Secretary of State James A. Baker III said Wednesday the United States will strike "suddenly, massively and decisively" if military force is needed to get Saddam Hussein out of Kuwait.

Testifying before Congress, Baker staked out a hard line against Saddam. He said his proposed trip to Baghdad later this month was not an opening for negotiations."This is not to be a meeting of negotiation over the terms of the U.N. resolutions," Baker said, adding that he would stick with the international demands for complete and immediate Iraqi withdrawal from Kuwait.

Baker stopped short of saying the Bush administration would launch an attack to liberate Kuwait after Jan. 15, the deadline established last week by the United Nations

Security Council. But he left no doubt about the administration's determination to remove Saddam quickly.

"If it (force) must be used, it will be used suddenly, massively and decisively," he told the Senate Foreign Relations Committee.

Meanwhile, Israel issued a veiled warning to take matters into its own hands if the United States fails to act.

Iraq on Wednesday began processing exit permits for more than 3,200 Soviet citizens, and Soviet officials said they were willing to discuss compensation for terminating the Soviets' work contracts, as Iraq demanded.

The United States, meanwhile, was preparing to seek more help from NATO allies in transporting troops to the Persian Gulf, and the Philippines government increased fuel prices by nearly 50 percent as a result of rising prices brought on by the gulf crisis.

Baker told lawmakers the U.N.-imposed embargo "has had little, if any, effect" on Iraq's "inclination to withdraw."

"Congress and the American people must tell Saddam Hussein in unmistakable actions and words: `Get out of Kuwait now or risk all.' "

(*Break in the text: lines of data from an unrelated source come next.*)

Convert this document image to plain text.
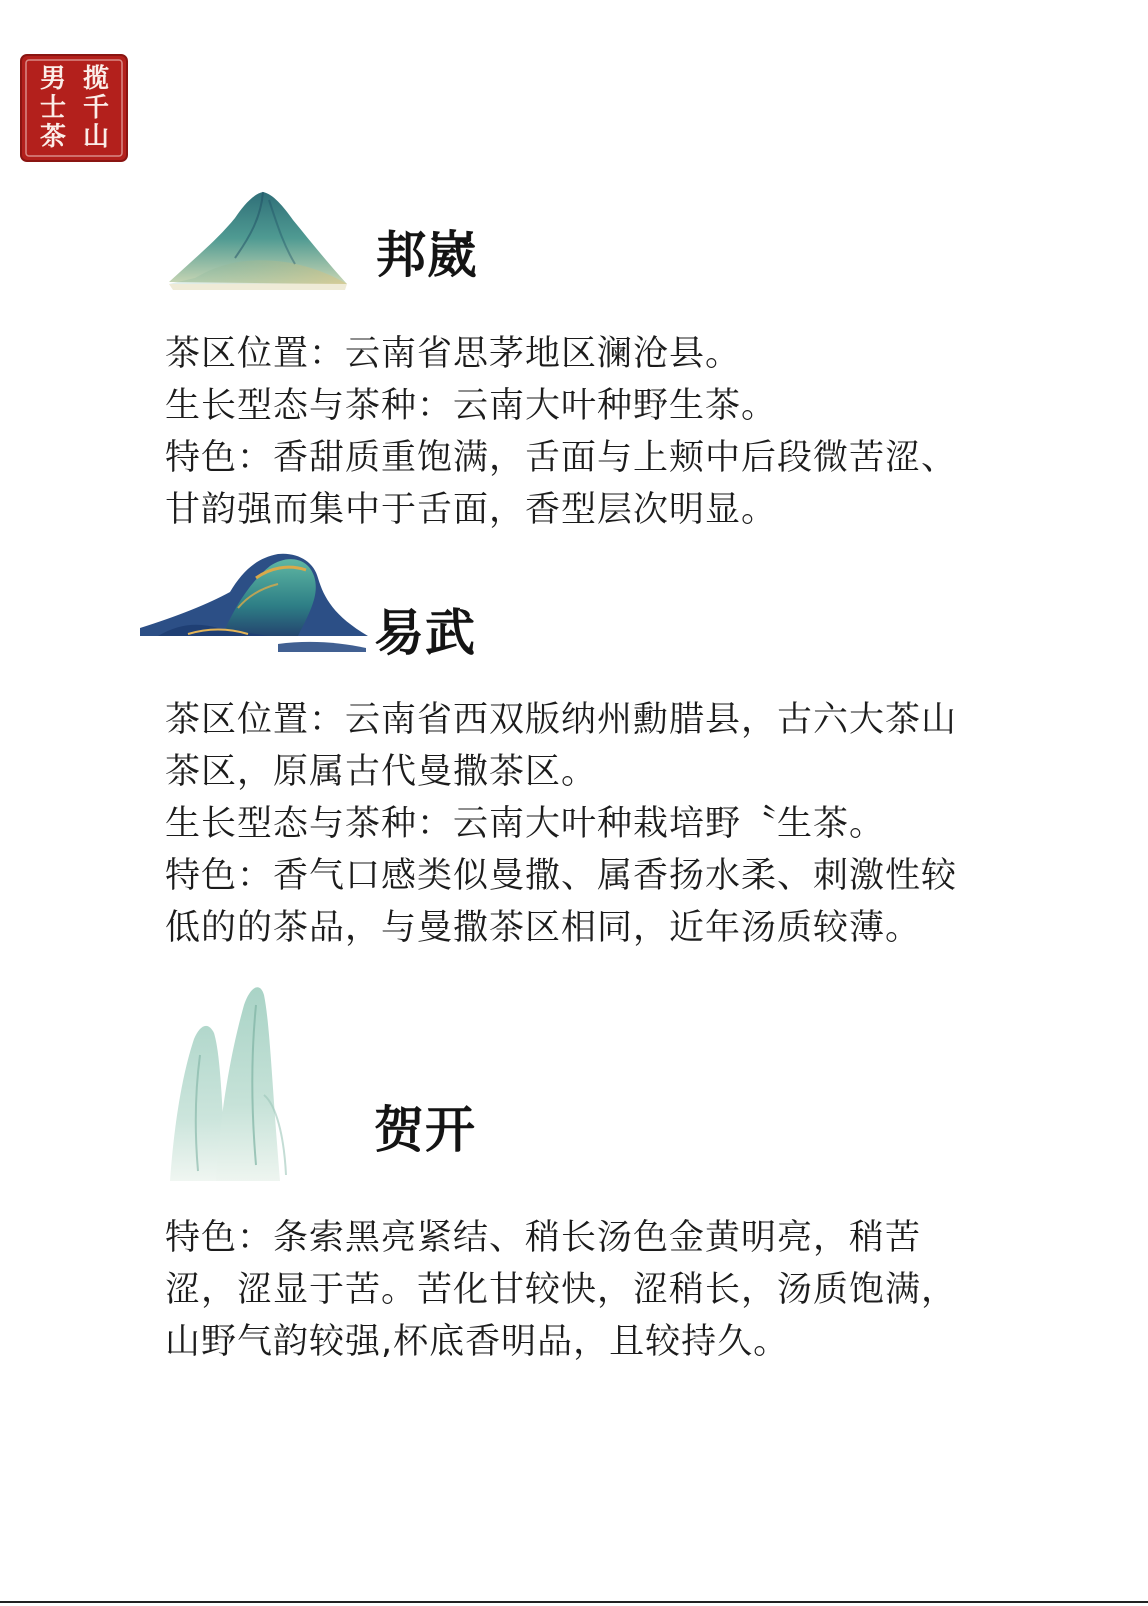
揽
千
山
男
士
茶
邦崴

茶区位置：云南省思茅地区澜沧县。

生长型态与茶种：云南大叶种野生茶。

特色：香甜质重饱满，舌面与上颊中后段微苦涩、甘韵强而集中于舌面，香型层次明显。

易武

茶区位置：云南省西双版纳州勳腊县，古六大茶山茶区，原属古代曼撒茶区。

生长型态与茶种：云南大叶种栽培野〝生茶。

特色：香气口感类似曼撒、属香扬水柔、刺激性较低的的茶品，与曼撒茶区相同，近年汤质较薄。

贺开

特色：条索黑亮紧结、稍长汤色金黄明亮，稍苦涩，涩显于苦。苦化甘较快，涩稍长，汤质饱满，山野气韵较强,杯底香明品，且较持久。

President Bush, on a visit to South America, said he disagreed with those who believe that sanctions should be given up to 18 months to work.

"I've not been one who's been convinced that sanctions alone will bring him (Saddam) to his senses," Bush said Tuesday in Uruguay. (See story on A2.)

In Israel, there was increasing concern about how firmly the United States was prepared to act against Iraq.

An Israeli newspaper, Haaretz, said Wednesday that Israel has tacitly warned the United States that it will feel free to deal with the Iraqi military threat if the United States doesn't. Israeli officials said the report "went too far," but stressed they were watching Bush's latest diplomatic moves in the gulf "very carefully."

Iraq has accepted Bush's offer to send Baker to Baghdad and to receive Iraqi Foreign Minister Tariq Aziz in Washington.

On the timing of that meeting, a member of the Palestine Liberation Organization's executive committee, Yasser Abed-Rabbo, told Radio France Internationale Wednesday that Bush would meet with Aziz on Dec. 17.

White House spokesman Bill Harlow said no specific date had been set for the Aziz meeting. Bush had said it would take place the week of Dec. 10.

Meanwhile, oil prices fell and stocks rallied on a report that Iraq is willing to withdraw from Kuwait if allowed to keep a disputed section of a border-straddling oil field.

Britain's Sky television news said Saddam was proposing to relinquish all of Kuwait but the southern end of the Rumailah oil field.

Iraqi unaware of pullout report

Iraq's ambassador to the United States, Mohammed al-Mashat, was asked Wednesday about the British report.

"I haven't heard that, but all I can say is negotiations involve give and take. I let you conclude what it means," he said in an interview on CBS.

Economic effects of the gulf crisis are being felt far beyond Iraq.

Philippine President Corazon Aquino's government Wednesday raised fuel prices by more than 45 percent because of the soaring cost of crude oil. Long gas lines formed in the hours before the price inrease took effect.

Cheney to seek NATO help

Word that the United States will seek troop-transport help came from a U.S. official in Brussels, who said that Defense Secretary Dick Cheney will ask NATO allies for more help during a two-day meeting starting Thursday.

The official cited a need for planes and ships to bring more American troops and their gear to the gulf, for help in transporting U.S. troops through European ports, and also for more chemical-warfare protective gear.